Lawmakers Pledge to Reform, But Gerrymandering Keeps Getting Worse
No matter how often lawmakers pledge to reform the system, Gerrymandering just keeps getting worse.
The rigged system of redistricting is quietly reaching new lows of collusion and cronyism in states across the country.
It’s an update to an old story—the effort of legislatures to draw themselves partisan safe seats, known as Gerrymandering. Simply put, it’s when politicians pick their people, instead of people picking their politicians.
It comes once every ten years, as mandated by the Constitution, reflecting population shifts recorded in the census. A few states, like Iowa and California, have followed through with independent redistricting commissions after citizen insistence overwhelmed partisan resistance.
But in a striking number of states, the weasel-y-ness is worse than ever, with outrages and embarrassments covered mostly by local media.
The redistricting mess got some deserved national attention this past week when Texas was court-ordered to push its Republican presidential primary back to at least May 28 because the district lines were not yet drawn, meaning that local candidates don’t yet know who exactly they will be running to represent.
Texas redistricting is often a swampy affair. Last time around, an explicit effort by Tom DeLay’s troops to redraw lines mid-decade to minimize centrist Democrats’ seats led to a number of well-deserved indictments. In 2012, the fight has the additional flavor of racial politics, as Latino groups have sought to expand their power commensurate to their population total, rather than being lumped into “minority” districts with African-American legislators.
But the real clown-car pileup has been the effort by incumbent congressmen to ensure that choice landmarks are drawn into their districts: Congressman Lamar Smith has been fighting hard to get lines drawn so that a local country club gets put in his district – presumably golf could then be called constituent outreach. Fellow Republican Congressman Joe Barton is fighting for the lines to be drawn so that he gets a ballpark in his district. This is the level of pettiness that helped to take Texas redistricting all the way to the U.S. Supreme Court. Now, it’s had the unintended effort of impacting the presidential race.
But Texas is far from alone in a stunning lack of statesmanship shown in the redistricting process.
In Arizona, an independent redistricting commission was mandated by a citizen-backed ballot initiative. That didn’t stop Governor Jan Brewer from trying to keep the independent commission for coming back with redistricting maps that “elevated competitiveness over other goals” – namely the goal of giving Republicans disproportionate power in the state. Her power grab was backed by partisan cronies in the state legislature but overturned by the decidedly less self-interested state Supreme Court. Undaunted by decency, the state senate is still trying to reverse the voters’ will by eliminating the independent commission.

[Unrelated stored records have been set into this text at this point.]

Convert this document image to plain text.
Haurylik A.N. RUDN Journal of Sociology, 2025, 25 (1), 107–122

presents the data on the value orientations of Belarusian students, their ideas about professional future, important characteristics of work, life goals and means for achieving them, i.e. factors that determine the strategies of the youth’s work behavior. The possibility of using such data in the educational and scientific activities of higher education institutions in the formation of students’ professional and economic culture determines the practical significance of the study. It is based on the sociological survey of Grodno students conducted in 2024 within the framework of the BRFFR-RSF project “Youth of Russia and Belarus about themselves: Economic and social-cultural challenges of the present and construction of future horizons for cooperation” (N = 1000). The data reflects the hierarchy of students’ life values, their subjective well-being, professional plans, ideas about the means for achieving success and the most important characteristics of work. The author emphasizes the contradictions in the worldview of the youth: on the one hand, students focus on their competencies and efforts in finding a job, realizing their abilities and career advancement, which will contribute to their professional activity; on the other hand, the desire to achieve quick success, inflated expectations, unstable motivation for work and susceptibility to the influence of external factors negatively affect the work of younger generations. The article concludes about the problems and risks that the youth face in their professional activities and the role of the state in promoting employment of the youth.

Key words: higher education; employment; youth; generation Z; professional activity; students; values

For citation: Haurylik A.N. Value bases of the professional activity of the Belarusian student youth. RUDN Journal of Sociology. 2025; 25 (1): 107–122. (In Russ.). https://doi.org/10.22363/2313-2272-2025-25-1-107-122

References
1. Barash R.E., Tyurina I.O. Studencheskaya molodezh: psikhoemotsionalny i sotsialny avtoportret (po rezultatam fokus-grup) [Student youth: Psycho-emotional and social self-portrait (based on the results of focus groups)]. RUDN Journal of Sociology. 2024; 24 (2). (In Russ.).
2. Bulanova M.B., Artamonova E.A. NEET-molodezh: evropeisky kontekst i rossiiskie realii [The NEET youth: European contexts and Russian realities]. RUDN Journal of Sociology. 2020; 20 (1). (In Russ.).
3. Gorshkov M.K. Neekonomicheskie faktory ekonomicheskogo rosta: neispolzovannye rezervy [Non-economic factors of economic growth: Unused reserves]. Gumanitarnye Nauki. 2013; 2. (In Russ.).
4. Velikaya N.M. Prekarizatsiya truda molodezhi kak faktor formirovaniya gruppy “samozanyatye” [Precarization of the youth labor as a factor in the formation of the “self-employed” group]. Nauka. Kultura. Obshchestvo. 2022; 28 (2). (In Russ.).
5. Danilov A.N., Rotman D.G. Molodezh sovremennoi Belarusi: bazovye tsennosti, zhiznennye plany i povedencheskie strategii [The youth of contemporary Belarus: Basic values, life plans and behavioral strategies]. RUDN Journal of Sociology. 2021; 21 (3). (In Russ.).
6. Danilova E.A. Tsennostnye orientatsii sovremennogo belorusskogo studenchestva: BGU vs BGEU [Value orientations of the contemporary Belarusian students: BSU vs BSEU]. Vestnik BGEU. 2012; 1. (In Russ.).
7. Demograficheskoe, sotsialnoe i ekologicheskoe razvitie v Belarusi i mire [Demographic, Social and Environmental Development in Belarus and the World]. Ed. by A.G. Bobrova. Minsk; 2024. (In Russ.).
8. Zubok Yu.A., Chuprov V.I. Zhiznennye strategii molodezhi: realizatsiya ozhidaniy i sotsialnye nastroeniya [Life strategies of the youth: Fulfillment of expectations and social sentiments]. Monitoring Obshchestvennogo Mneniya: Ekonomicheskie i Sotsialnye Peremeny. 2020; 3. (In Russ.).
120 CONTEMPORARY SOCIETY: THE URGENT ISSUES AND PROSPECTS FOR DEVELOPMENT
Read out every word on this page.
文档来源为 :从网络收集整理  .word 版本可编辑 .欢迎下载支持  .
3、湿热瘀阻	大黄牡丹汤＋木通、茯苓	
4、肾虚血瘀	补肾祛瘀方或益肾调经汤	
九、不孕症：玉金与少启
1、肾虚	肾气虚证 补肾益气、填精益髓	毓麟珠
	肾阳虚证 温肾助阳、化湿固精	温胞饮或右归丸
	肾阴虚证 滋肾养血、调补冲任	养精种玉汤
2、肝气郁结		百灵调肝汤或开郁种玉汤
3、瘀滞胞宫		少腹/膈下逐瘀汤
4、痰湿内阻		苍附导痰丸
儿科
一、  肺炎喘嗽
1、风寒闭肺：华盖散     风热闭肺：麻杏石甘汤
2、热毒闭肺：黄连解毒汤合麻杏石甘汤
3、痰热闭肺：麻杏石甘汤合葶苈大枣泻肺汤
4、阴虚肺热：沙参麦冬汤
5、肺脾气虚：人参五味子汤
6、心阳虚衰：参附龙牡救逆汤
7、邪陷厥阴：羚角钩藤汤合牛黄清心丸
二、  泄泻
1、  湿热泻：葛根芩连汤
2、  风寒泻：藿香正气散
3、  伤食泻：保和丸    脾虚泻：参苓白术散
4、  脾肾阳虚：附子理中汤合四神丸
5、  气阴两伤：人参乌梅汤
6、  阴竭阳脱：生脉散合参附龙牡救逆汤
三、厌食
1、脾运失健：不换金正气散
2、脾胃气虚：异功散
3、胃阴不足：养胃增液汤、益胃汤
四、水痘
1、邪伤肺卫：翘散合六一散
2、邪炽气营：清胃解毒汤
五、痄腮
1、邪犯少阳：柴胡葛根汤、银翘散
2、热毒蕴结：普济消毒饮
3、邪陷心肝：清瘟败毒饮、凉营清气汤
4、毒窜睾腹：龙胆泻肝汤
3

In New York, 186 state legislators swore to support non-partisan redistricting efforts when they ran for office in the angry, anti-incumbent year of 2010. Most came down with convenient amnesia when they got back to Albany. The brinksmanship has continued despite promises by Governor Andrew Cuomo to veto nakedly partisan district lines and the efforts of good government group coalitions like ReShapeNY (on which, full disclosure, I serve on the advisory board.) Not only are New York’s redistricting maps still not set, initial glimpses have shown the same old partisan games, with potential rivals drawn out into different districts by incumbents seeking to preserve their power at almost any cost. Mediators and judges are now looming over the legislative impasse. One key dynamic to watch is whether a deal is struck that would at least try to move a state constitutional change forward to create an independent commission in ten years’ time. The principle of short-term self-interest predictably outpaces ethics or honor. New York is one of only two states in the nation to have not yet even voted on lines that will be on the ballot this fall.
Because of the Voting Rights Act, race and politics are particularly entwined during redistricting season. In Florida, two congressional incumbents, Republican Mario Diaz-Balart and Democrat Corrine Brown, filed suit to try and stop from taking effect a non-partisan process voted for by citizens, arguing that the state legislature only had the power to redistrict, giving a simple status quo power-play the illusion of high-minded concern given their diversity. In other states throughout the south, particularly Georgia, there have been accusations that the redistricting process this year has aimed to eliminate Democratic seats held by white incumbents, which could have the effect of legally re-segregating the south along political lines. This novel re-reading of the Voting Rights Act would exacerbate the partisan racial divisions that still starkly exist in our politics. A more perfect union would have more minority representatives elected by whites, and vice versa – and the partisan breakdown of districts would end up looking roughly like the partisan composition of the relevant state.
Look, politics ain’t beanbag, as Tammany Hall’s George Washington Plunkitt warned – but that doesn’t mean we have to stand for Tammany Hall tactics or outcomes in the 21st century.
Legislators from both parties will continue to get away with the maximum amount of self-dealing and self-interest they can get away with – unless they feel it is no longer in their self-interest because of citizen pressure. That’s why these local tales of rigging the system of redistricting should matter to you, no matter what state you live in. It’s a civic challenge that goes to the heart of what Benjamin Franklin warned a local citizen when he was asked what the Philadelphia constitutional convention created: “A Republic, if you can keep it.”